Ultraviolet B injury increases prostaglandin synthesis through a tyrosine kinase-dependent pathway. Evidence for UVB-induced epidermal growth factor receptor activation.

To study the signal transduction mechanisms by which ultraviolet B (UVB) leads to increased prostaglandin E2 (PGE2) synthesis, human epidermal cultures were irradiated with 30 mJ/cm2 UVB and assayed for 6-h cumulative PGE2. Supernatants from irradiated cultures showed a 4-fold increase in PGE2 synthesis (113.6 +/- 26.8 pg/mg protein) when compared to supernatants from sham-irradiated cultures (25.6 +/- 3.9 pg/mg protein). Pretreatment of irradiated cultures with genistein (10 micrograms/ml) or tyrphostin-23 (50 microM), inhibitors of tyrosine kinases, blocked UVB-stimulated PGE2 synthesis. Treatment of nonirradiated cultures with epidermal growth factor (EGF), which acts through the receptor tyrosine kinase EGF-R, produced a 4-fold increase in PGE2 synthesis. However, addition of EGF to irradiated cultures did not further enhance their PGE2 synthesis, indicating irradiation rendered them refractory to EGF stimulation.

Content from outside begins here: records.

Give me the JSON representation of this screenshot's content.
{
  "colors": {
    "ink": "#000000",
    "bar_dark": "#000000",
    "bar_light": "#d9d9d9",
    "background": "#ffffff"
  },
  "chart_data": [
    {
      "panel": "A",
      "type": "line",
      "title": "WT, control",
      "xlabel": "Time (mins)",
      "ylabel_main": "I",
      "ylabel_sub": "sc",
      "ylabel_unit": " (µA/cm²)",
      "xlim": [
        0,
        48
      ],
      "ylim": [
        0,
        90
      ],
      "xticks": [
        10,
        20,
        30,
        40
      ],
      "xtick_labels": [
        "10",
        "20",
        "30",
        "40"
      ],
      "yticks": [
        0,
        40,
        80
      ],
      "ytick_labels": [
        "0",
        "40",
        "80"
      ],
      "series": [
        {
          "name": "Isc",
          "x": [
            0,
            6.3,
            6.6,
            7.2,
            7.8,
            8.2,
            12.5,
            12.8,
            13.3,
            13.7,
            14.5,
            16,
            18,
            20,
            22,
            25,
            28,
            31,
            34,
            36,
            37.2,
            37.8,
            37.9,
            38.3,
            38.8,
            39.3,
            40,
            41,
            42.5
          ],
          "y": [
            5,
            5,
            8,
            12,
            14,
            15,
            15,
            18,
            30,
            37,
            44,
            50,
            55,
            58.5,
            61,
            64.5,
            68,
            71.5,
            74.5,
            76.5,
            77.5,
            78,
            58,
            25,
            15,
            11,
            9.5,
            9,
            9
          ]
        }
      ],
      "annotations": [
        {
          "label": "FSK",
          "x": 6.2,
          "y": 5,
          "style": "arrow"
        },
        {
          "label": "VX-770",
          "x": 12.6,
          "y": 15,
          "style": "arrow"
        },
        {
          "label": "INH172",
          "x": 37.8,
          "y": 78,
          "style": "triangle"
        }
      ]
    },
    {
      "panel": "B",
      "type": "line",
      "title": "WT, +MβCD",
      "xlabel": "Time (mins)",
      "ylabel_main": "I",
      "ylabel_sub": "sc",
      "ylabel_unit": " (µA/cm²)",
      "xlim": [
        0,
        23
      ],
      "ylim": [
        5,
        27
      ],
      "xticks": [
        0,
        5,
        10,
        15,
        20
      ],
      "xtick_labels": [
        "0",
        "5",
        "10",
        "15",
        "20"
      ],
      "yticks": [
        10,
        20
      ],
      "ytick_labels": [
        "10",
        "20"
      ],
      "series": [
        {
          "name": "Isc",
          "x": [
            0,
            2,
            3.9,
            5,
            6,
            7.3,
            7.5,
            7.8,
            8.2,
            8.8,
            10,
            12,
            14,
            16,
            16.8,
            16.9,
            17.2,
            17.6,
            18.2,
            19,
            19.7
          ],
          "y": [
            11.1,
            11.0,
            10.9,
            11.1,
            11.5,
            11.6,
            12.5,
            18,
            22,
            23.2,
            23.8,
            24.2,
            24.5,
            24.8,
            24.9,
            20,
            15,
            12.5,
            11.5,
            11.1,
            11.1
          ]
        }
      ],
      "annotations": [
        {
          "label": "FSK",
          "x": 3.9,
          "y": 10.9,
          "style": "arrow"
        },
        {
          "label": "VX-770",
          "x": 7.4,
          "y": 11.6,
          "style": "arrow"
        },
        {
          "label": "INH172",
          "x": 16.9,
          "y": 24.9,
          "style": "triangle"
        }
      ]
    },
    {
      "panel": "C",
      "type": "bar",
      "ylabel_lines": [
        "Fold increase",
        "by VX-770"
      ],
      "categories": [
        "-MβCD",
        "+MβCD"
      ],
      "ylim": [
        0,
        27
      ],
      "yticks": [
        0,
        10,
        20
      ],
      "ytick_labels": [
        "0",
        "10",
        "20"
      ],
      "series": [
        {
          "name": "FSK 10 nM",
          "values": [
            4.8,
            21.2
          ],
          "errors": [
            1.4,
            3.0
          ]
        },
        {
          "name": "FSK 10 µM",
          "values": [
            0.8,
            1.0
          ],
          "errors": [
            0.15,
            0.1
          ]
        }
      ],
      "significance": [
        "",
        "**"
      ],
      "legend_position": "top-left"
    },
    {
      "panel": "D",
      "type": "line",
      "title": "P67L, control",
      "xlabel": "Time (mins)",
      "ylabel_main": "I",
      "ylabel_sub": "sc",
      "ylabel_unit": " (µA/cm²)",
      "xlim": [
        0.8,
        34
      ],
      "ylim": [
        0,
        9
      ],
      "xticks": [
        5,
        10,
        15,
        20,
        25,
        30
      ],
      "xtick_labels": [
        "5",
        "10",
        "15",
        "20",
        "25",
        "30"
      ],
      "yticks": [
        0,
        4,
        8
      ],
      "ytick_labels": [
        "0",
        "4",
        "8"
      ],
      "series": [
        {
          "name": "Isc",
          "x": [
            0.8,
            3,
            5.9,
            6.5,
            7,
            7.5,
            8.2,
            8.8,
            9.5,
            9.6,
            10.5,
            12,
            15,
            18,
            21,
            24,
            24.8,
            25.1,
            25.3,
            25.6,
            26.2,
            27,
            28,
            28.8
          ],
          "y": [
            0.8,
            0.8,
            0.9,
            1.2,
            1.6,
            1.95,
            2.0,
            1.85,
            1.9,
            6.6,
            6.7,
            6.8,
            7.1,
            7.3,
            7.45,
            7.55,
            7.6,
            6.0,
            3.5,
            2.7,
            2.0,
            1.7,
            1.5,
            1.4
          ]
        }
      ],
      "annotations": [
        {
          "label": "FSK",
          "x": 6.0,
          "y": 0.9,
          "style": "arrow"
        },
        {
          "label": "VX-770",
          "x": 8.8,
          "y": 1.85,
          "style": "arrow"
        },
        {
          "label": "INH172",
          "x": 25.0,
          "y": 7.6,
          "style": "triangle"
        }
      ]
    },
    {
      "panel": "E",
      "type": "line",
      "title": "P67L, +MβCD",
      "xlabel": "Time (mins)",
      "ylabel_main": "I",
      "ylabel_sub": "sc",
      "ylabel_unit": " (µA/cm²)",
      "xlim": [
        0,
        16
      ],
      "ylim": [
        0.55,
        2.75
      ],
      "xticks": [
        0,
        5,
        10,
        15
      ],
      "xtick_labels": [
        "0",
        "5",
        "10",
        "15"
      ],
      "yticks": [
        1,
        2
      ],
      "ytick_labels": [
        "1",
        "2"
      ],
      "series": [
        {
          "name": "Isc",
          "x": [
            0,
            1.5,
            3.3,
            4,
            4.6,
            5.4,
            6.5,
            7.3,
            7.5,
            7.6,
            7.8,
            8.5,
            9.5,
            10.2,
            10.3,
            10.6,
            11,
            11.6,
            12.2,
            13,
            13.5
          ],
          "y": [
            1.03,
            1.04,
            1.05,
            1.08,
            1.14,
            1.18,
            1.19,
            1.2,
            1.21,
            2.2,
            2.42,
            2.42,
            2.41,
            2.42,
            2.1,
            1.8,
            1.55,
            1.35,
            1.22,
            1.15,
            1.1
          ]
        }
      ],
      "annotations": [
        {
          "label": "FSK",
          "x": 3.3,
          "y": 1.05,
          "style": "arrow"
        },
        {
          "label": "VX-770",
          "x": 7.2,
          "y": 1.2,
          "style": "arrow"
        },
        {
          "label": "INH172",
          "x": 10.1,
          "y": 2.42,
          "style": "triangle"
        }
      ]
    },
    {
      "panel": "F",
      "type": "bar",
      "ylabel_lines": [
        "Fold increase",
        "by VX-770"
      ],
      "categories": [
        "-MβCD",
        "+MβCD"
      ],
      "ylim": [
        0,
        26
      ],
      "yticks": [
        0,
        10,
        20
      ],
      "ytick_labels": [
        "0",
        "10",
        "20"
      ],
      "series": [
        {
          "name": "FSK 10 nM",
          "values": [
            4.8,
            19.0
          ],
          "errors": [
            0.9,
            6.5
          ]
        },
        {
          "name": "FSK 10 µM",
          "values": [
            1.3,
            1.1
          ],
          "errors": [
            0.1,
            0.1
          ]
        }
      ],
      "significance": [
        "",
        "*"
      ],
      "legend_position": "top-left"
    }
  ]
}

In contrast, irradiated cultures could still significantly increase their PGE2 synthesis in response to the calcium ionophore A23187 or the protein kinase C activator 12-O-tetradecanoylphorbol-13-acetate, suggesting that the lack of response to EGF was selective. Furthermore, anti-phosphotyrosine immunoblot analysis revealed UVB-induced phosphorylation of tyrosine residues of EGF-R, an indicator of receptor activation. Phosphorylation was maximal 30-60 min after irradiation and was blocked by the tyrosine kinase inhibitors, genistein and tyrphostin. The antioxidant N-acetylcysteine decreased UVB-induced EGF-R tyrosine phosphorylation and PGE2 synthesis to near-basal levels. Conversely, treatment of unirradiated cultures with the potent oxidant tert-butyl-hydroperoxide (100 microM) increased both PGE2 synthesis and EGF-R phosphorylation. Collectively, these data suggest that antioxidant depletion induced by UV results in tyrosine phosphorylation and activation of the EGF-R. This activation may subsequently activate epidermal phospholipase at early time points after UVB exposure.